Yes, MIT may seem less like a school that does research and more like a center that sells research to sponsors and maintains, as an annex, a staff school. A tremendous school, by the way.
If we go back in time, we also become aware of other relevant factors. MIT was one of several private schools that received land from the 10th century federal program. Then, during World War II, it was the source of massive “programmed research” funds from the Department of Defense (DOD), something that continued during the Cold War. And it continues like this, even though another source, also federal, has taken over the DOD as a supplier of resources – this is the health system, concentrated in the NIHS (national health institutes). Military research, as we know, has notable side effects for civilian production. The massive financing of the computer industry was decisive, for decades, in making it generate and popularize computers for civilian use (and the internet, the daughter of a military program, Arpanet). The aviation industry saw the Boeing and DC-52 evolve from the B-XNUMX and Douglas bombers. When the federal government pays for the project and the aircraft prototype, it guarantees the resulting civil fleet. Profit factory. Although exaggerated by military hawks, this spin off it's real. In almost every everyday product we can imagine.
The “business model” that finances MIT is thus the result of a very peculiar circumstance, almost certainly unrepeatable. And very focused on two or three dozen large American schools. It cannot be extrapolated to a policy for a country. But the injection of public resources (state, federal, local) is decisive for the functioning of the academic pyramid, including its private arms.

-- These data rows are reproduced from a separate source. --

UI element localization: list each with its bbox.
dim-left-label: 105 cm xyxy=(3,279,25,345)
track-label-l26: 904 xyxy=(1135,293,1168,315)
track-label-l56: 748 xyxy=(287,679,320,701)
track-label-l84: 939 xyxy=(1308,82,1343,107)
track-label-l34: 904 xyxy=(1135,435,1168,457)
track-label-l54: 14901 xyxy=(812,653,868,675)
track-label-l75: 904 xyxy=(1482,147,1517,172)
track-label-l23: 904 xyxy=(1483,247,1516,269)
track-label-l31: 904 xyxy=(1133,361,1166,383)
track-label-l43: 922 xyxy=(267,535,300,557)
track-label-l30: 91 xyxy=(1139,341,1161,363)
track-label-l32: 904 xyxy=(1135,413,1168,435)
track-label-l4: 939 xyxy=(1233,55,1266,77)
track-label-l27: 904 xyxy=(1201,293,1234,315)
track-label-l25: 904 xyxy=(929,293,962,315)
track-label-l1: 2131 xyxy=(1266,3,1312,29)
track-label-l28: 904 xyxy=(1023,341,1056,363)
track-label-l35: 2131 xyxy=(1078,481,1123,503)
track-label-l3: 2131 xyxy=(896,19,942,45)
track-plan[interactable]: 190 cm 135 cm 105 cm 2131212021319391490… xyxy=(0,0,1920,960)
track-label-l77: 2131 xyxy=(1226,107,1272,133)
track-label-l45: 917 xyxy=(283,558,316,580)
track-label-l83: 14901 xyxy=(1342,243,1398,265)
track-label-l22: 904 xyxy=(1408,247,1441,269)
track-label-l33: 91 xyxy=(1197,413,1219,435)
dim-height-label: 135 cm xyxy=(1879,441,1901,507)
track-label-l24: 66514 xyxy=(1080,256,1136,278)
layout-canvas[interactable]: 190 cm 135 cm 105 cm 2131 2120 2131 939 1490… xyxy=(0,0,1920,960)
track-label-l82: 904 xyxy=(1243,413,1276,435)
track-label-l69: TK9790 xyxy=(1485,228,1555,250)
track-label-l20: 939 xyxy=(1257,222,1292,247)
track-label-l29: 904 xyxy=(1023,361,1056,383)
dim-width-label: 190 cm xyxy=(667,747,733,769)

Within this context, it is worth looking at a summary picture of the internal economy of the institutions. Let us note that for schools private non-profit organization, the participation of the resource is absolutely essential public for your support. Public money exceeds the value of annual fees and fees. But the public coffers also directly subsidize private, for-profit institutions. The table below, adapted from a 2008 book (Weisbrod, Burton et al. - Mission and Money – Understanding the University, Cambridge University Press) would need to be updated. From what I have gathered from new sources, we would see an increase in the amounts injected by the public sector into the profitable sector, which managed to convince legislators and policy makers to greatly relax previous restrictions, in the famous Title IV of the Education Law. There are profitable schools that have 90% of their operating budget dependent on various official sources.
As I said, the model of top schools, like MIT, is not only unrepeatable – we are not going to invent other wars, cold or hot, to get replicas of those schools off the ground. It is also just one piece – not entirely representative, to say the least – of the whole of American higher education. A national education policy must have broader and more diverse criteria. Without context, the “example” risks turning into a caricature. MIT is admirable and teaches a lot, but MIT is not here, Oregon State University would say. Others could also say. Examples like the one at MIT should indeed be studied. Not to copy them, but to learn from them, contextualizing them. This may help us investigate which functional substitutes can emulate some of its successes, as well as avoid some of its problems and obstacles.